Where Call To Mind effortlessly worked in all sorts of influences for a vibrant, multifarious whole, Dusted—despite its odds-and-sods nature—actually feels a little more unified around a single vibe. It's a jazzy, muted one, with tracks that shine with a sepia-toned, nostalgic hue appropriate for a collection that's essentially a bittersweet farewell. Things start off typically with "Time Has Come," as piano samples twirl around a crisp drum break like a woozy spinning top. Soulful vocal soundbites, heart-swelling basslines and mournful horns echoing in the distance, this is Commix at their most identifiable—and that describes quite a few of the songs here. "Change" twists saxophone samples and choked vocals around steel-plated beats, while so many other tracks spread shimmering samples, tinkling glass keys and icy strings to create sublime arctic soundscapes.
An undeniably pretty album, Dusted's formula of brittle metal and lush, rushing synths starts to wear after a while, especially since it lacks the percussive diversity or structural unpredictability of Call To Mind. It sounds more like a collection of Commix singles, one that doesn't hold enough variety to hold up over the course of almost eighty minutes. Towards the end of the album they start to show some wandering eyes: "Audience" emerges from gravelly washes of synth into a dissolute, shaking skip that sounds like Burial if he used jungle as his template rather than El-B, while "EXP" sounds like Wormhole-era neurofunk slathered in Hollywood polish. The album closes with the wistful "Autumn Rides," mixing cobbled-together breaks with sprightly pianos: it's pretty much acid jazz, and that it doesn't float away on its own disinterested lightheartedness says a lot about this duo's distinct talent for keeping the physical edge in even their prettiest audio daydreams.

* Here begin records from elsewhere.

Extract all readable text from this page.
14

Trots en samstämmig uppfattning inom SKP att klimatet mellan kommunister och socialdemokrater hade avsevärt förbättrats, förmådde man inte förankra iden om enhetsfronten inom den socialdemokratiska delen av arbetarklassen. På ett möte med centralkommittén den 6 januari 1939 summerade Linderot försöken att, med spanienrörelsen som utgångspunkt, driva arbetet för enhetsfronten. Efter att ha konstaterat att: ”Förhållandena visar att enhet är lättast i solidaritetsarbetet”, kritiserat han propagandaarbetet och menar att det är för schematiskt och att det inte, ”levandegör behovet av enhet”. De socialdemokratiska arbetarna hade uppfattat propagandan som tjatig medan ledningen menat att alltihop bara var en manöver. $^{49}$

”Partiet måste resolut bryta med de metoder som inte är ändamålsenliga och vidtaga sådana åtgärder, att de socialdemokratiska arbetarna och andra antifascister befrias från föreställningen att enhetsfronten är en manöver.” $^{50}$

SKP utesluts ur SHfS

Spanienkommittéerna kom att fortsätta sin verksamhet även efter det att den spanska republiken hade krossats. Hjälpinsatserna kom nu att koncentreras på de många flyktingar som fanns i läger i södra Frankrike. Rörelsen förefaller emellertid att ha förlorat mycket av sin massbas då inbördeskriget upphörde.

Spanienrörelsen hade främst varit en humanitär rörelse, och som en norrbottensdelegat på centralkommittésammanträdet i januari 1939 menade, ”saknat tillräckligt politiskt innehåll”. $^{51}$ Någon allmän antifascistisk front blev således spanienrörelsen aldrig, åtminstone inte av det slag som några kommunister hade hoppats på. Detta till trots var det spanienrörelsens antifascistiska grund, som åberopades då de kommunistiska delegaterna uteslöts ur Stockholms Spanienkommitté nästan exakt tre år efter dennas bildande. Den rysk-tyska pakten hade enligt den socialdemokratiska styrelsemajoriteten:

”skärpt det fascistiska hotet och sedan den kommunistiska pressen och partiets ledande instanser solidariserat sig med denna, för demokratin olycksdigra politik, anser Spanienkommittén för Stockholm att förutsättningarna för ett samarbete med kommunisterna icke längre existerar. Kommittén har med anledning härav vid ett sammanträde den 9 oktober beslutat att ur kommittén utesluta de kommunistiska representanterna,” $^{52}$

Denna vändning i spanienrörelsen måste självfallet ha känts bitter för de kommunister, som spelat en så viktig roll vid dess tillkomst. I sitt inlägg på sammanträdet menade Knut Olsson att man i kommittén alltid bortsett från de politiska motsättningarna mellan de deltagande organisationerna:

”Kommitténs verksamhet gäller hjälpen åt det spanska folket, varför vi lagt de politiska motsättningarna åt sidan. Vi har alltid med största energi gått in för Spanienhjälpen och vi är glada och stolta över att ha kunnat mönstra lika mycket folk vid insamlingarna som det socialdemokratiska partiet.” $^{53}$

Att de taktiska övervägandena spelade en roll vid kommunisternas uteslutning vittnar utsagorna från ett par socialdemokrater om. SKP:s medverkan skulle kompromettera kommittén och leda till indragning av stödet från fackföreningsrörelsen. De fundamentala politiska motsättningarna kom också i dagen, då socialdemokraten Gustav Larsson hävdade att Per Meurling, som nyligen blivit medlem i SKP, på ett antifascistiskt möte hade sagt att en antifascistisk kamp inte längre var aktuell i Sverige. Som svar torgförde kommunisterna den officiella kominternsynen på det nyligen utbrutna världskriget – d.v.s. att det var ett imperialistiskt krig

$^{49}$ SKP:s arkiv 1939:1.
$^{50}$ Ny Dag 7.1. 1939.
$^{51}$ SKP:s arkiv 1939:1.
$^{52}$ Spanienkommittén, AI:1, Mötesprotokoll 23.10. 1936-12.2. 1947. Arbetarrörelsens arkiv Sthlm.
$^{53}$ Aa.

As if almost defensive of the album's perceived quality as a leftovers collection, the duo single out "Golden" as a track deserving of inclusion on Call To Mind in a press release. While it's certainly not the most impressive track on the release, it's an appropriate microcosm for Dusted as a whole, as jazzy synths murmur quietly underneath drums and pads so crisp and refreshing they sound like they could quench thirst. "Golden" bubbles and rises but never quite gives in to climax, and that's kind of how I feel about Dusted. It's a collection of tracks from some of the most brilliant minds to ever produce at 170 beats per minute, but it's nothing you haven't heard before from them. Diehard fans will fawn over tracks like “Audience,” and I suppose that's who this compilation is aimed at. Newcomers are better off going to Call To Mind, and when they're sufficiently in love and clamoring for more, Dusted will do nicely.